A former RMP member described the organisation as having a “confused identity”, with soldiers investigating soldiers, so “there’s a question about how impartial they are”.
“To be brutally honest, the RMP does not have the capacity to investigate this type of crime,” the former member said. He added that the Labour government could have “more political appetite to come down on this stuff”.

Rogue lawyers
There is also an argument, made by some Conservative MPs, that the current low levels of military recruitment are in part attributable to people fearing prosecution if they join up.
A significant dent was made in the reputations of the army and lawyers when rogue solicitor Phil Shiner introduced false allegations about soldiers torturing and murdering Iraqis in 2004.
Shiner was later found guilting of professional misconduct and struck off as a solicitor, but the legacy of his false accusations is enduring. “The conduct of Shiner was very, very damaging to the British Army,” said Mr de Bretton-Gordon.
But another indicator that Mr Starmer may seek greater special forces scrutiny comes after he removed Gen Gwyn Jenkins as his National Security Adviser soon after entering Downing Street.
The Royal Marine officer, it was revealed by the BBC, locked in a safe evidence of SAS killings in Afghanistan rather than submit it to military police.

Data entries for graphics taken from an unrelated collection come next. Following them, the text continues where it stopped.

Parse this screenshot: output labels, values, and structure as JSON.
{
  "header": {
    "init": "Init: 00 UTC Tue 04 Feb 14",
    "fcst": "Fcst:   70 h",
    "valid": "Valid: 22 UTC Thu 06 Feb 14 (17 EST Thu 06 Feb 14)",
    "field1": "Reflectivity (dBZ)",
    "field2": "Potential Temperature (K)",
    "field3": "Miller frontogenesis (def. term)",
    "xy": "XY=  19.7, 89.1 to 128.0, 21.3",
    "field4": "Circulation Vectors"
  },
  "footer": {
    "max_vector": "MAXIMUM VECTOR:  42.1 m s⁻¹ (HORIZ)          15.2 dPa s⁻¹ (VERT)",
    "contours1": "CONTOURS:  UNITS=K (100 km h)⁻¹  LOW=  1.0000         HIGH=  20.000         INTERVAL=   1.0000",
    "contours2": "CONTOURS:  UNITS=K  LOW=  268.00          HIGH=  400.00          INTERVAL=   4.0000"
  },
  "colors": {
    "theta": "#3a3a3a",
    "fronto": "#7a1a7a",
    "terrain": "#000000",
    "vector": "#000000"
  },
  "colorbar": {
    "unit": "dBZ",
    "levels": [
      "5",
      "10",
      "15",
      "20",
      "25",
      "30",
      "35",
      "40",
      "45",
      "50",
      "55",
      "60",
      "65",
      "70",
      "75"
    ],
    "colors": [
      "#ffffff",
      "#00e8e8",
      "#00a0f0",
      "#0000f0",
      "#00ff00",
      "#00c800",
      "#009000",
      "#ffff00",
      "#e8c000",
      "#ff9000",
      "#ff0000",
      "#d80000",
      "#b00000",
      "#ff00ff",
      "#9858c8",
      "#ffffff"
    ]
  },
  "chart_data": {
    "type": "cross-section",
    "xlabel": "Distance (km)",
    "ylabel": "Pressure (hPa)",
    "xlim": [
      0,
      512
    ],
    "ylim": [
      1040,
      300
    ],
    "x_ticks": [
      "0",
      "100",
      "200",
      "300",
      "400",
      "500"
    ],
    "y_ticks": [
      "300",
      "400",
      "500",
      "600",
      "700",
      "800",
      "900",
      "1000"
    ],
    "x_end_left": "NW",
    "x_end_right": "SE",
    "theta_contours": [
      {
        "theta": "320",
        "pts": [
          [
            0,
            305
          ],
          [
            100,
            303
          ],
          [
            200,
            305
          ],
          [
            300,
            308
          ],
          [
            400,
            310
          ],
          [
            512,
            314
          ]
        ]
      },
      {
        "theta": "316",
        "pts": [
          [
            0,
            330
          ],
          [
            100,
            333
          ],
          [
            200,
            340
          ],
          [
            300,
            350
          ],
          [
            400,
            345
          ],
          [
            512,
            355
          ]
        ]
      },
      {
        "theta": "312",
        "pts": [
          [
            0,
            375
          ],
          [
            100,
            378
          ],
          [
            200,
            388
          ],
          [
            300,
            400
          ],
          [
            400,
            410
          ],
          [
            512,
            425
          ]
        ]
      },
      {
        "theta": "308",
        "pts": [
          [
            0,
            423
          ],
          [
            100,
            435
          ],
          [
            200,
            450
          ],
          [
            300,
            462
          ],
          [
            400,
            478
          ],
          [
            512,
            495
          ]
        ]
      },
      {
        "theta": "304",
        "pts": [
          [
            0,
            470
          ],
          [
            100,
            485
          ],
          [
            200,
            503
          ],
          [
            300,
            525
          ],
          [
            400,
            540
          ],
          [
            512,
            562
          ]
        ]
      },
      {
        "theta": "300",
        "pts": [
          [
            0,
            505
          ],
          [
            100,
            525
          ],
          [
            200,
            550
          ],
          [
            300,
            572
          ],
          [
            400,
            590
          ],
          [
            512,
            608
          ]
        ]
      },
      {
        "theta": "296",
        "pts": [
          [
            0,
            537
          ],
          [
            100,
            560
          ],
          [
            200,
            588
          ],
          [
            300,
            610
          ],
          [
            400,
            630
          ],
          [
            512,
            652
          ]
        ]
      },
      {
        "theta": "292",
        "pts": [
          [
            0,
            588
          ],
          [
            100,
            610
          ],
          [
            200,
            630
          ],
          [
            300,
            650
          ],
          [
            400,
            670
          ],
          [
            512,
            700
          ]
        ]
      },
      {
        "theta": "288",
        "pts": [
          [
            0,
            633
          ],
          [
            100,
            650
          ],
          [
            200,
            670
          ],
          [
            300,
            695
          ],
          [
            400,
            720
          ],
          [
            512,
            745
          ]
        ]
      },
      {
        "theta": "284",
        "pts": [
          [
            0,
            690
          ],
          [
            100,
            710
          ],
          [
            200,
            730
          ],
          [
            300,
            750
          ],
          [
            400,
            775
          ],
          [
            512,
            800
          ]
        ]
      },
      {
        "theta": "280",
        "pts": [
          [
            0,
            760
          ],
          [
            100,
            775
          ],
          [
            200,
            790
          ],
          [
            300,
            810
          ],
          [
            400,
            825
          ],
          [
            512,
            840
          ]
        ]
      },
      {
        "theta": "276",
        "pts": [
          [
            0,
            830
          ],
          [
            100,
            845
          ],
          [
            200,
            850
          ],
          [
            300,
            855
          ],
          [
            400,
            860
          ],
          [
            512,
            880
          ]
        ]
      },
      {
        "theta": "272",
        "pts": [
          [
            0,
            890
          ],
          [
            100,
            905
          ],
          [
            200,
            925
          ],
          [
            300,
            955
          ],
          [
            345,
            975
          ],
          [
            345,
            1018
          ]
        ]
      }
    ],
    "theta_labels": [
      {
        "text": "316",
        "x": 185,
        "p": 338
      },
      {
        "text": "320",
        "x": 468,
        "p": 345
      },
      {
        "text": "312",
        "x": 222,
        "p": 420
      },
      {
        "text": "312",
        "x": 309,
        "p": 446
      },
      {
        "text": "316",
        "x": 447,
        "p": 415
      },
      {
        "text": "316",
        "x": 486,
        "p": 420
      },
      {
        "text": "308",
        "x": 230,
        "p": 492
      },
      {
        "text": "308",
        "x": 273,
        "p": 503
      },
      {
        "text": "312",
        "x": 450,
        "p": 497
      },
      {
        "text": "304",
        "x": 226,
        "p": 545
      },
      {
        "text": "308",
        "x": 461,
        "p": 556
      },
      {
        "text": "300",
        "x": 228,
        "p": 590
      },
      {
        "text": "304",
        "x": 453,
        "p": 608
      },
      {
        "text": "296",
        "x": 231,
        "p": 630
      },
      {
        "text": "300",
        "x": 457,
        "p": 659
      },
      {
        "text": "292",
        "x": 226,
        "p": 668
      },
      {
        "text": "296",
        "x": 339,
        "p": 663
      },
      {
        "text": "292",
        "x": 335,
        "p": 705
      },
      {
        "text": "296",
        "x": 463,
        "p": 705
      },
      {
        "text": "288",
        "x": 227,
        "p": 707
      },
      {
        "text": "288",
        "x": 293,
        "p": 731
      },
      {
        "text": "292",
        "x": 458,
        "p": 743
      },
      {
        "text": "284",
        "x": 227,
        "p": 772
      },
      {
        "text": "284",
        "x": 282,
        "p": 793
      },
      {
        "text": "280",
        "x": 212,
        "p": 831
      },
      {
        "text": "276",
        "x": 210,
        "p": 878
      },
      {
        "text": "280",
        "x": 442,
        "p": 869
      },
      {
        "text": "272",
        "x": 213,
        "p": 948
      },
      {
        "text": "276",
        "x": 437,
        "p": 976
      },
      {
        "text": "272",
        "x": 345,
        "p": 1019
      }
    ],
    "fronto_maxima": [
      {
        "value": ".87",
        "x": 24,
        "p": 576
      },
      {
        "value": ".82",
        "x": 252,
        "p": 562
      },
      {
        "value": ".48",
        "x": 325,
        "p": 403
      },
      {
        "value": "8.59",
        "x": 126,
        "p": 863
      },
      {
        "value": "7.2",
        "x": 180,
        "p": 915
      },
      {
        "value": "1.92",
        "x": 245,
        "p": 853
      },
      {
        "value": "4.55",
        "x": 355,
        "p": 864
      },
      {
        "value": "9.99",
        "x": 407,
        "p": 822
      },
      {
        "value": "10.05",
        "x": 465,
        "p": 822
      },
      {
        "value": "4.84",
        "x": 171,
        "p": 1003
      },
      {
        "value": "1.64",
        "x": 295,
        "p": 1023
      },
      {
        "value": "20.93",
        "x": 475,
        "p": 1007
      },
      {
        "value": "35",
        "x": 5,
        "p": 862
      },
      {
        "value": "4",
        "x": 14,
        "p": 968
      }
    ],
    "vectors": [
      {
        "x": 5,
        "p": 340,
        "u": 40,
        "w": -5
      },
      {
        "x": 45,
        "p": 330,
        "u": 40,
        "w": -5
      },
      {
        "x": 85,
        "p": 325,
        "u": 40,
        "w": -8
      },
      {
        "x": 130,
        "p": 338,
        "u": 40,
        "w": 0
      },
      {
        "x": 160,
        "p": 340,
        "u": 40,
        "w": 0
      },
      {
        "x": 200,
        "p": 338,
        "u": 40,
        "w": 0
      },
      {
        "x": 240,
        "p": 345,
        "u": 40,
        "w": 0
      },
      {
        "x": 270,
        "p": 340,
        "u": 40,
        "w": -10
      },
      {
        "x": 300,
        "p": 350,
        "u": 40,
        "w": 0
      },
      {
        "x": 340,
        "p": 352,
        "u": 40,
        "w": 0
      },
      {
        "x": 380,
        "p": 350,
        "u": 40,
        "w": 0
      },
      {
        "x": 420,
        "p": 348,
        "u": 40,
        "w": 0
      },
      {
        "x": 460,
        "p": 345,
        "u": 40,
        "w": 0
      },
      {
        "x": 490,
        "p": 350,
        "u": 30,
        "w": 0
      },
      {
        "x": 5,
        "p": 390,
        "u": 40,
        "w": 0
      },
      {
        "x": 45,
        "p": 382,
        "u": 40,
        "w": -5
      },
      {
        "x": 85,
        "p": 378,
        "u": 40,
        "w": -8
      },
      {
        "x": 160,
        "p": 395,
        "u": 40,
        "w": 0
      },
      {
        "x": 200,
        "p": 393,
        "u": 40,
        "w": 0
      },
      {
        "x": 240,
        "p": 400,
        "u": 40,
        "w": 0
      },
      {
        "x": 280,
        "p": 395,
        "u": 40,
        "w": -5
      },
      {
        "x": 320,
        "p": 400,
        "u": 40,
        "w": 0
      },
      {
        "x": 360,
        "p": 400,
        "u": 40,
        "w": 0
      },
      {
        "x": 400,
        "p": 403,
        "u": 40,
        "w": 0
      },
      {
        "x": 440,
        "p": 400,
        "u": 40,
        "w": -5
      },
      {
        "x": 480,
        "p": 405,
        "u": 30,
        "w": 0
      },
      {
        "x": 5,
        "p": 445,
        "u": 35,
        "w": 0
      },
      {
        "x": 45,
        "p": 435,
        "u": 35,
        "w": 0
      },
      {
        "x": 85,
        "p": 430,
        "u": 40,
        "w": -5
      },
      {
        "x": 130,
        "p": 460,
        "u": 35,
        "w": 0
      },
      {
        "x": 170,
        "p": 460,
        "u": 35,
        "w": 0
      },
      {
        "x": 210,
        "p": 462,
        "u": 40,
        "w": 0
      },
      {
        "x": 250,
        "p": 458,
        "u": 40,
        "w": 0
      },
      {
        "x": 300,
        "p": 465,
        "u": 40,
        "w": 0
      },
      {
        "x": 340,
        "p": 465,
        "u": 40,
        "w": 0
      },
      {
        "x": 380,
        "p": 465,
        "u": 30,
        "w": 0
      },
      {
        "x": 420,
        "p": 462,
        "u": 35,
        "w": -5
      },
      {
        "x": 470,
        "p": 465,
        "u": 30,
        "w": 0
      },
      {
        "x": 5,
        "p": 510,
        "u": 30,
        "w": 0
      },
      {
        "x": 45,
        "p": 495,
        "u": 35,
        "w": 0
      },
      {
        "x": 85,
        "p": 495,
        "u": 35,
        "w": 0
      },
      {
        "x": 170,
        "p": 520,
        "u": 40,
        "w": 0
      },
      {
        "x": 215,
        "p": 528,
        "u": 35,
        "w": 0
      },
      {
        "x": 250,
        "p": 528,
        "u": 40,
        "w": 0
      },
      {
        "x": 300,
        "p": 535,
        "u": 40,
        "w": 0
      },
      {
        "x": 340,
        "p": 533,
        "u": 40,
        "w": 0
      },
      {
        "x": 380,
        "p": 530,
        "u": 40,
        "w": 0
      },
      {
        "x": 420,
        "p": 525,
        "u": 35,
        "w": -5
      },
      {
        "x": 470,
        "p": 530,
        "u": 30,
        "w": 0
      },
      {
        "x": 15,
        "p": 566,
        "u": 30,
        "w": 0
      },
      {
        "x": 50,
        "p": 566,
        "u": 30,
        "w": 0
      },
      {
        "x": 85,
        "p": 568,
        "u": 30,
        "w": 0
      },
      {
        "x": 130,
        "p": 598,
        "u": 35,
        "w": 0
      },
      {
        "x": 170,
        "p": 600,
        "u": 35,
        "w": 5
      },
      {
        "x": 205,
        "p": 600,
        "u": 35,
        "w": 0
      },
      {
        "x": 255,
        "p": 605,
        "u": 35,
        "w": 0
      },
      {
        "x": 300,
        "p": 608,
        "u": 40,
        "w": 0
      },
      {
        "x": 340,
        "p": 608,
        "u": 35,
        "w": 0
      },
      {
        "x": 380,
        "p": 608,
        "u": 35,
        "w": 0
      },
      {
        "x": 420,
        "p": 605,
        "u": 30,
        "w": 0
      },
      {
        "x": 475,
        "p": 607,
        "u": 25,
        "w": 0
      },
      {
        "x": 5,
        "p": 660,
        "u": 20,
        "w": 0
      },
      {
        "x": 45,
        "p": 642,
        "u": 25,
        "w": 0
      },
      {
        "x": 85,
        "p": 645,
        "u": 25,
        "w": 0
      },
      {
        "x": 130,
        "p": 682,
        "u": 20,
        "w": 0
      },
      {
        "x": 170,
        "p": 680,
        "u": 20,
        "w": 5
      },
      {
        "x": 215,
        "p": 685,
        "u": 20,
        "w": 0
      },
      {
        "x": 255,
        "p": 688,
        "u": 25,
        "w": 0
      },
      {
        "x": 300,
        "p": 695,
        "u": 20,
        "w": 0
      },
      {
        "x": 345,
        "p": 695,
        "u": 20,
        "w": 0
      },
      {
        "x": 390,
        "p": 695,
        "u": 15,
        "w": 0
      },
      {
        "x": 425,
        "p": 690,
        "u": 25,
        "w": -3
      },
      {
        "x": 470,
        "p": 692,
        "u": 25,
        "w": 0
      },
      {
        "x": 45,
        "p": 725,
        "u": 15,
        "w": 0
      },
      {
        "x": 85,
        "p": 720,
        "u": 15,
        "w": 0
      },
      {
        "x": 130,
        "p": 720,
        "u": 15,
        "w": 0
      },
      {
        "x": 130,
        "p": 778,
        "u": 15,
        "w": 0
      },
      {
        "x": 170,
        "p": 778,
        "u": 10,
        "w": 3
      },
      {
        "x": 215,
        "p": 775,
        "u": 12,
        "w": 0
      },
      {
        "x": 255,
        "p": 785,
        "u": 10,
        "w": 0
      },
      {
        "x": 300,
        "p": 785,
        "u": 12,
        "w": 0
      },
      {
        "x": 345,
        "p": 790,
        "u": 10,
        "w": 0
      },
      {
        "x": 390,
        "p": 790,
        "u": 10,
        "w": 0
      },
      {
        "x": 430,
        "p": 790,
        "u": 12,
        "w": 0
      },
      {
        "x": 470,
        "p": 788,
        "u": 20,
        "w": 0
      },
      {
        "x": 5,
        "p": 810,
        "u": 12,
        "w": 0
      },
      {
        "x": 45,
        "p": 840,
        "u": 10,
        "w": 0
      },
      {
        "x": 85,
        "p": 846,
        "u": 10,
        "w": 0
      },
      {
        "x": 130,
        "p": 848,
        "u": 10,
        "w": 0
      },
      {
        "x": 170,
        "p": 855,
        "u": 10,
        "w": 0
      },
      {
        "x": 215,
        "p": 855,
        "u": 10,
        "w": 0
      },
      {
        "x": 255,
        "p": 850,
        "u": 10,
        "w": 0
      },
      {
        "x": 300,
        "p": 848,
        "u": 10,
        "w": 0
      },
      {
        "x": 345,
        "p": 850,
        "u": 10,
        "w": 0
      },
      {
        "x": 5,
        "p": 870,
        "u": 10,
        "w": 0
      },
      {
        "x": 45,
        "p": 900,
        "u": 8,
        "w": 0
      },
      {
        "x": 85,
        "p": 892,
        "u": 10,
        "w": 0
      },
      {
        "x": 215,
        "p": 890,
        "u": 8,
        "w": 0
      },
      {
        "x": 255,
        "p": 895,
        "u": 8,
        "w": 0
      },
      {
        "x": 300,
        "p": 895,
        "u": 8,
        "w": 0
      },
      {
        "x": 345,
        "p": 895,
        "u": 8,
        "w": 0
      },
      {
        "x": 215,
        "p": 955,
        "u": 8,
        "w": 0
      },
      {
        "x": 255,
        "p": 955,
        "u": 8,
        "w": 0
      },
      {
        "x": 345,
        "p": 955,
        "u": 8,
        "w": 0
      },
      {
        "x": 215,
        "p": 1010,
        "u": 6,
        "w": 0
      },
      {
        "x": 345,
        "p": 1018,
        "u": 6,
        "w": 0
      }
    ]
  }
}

But Mr Kennard says the new government has yet to introduce any policies that “would attenuate the power of special forces, or at least show more transparency”.
“The human rights background of Keir Starmer crashes on the rocks of reality of the UK establishment and how they exercise power and retain it,” he said.
The worry is that if strict legal impediments are imposed, the SAS’s lure to its American allies – and the fear it strikes in its enemies – will be irretrievably lost.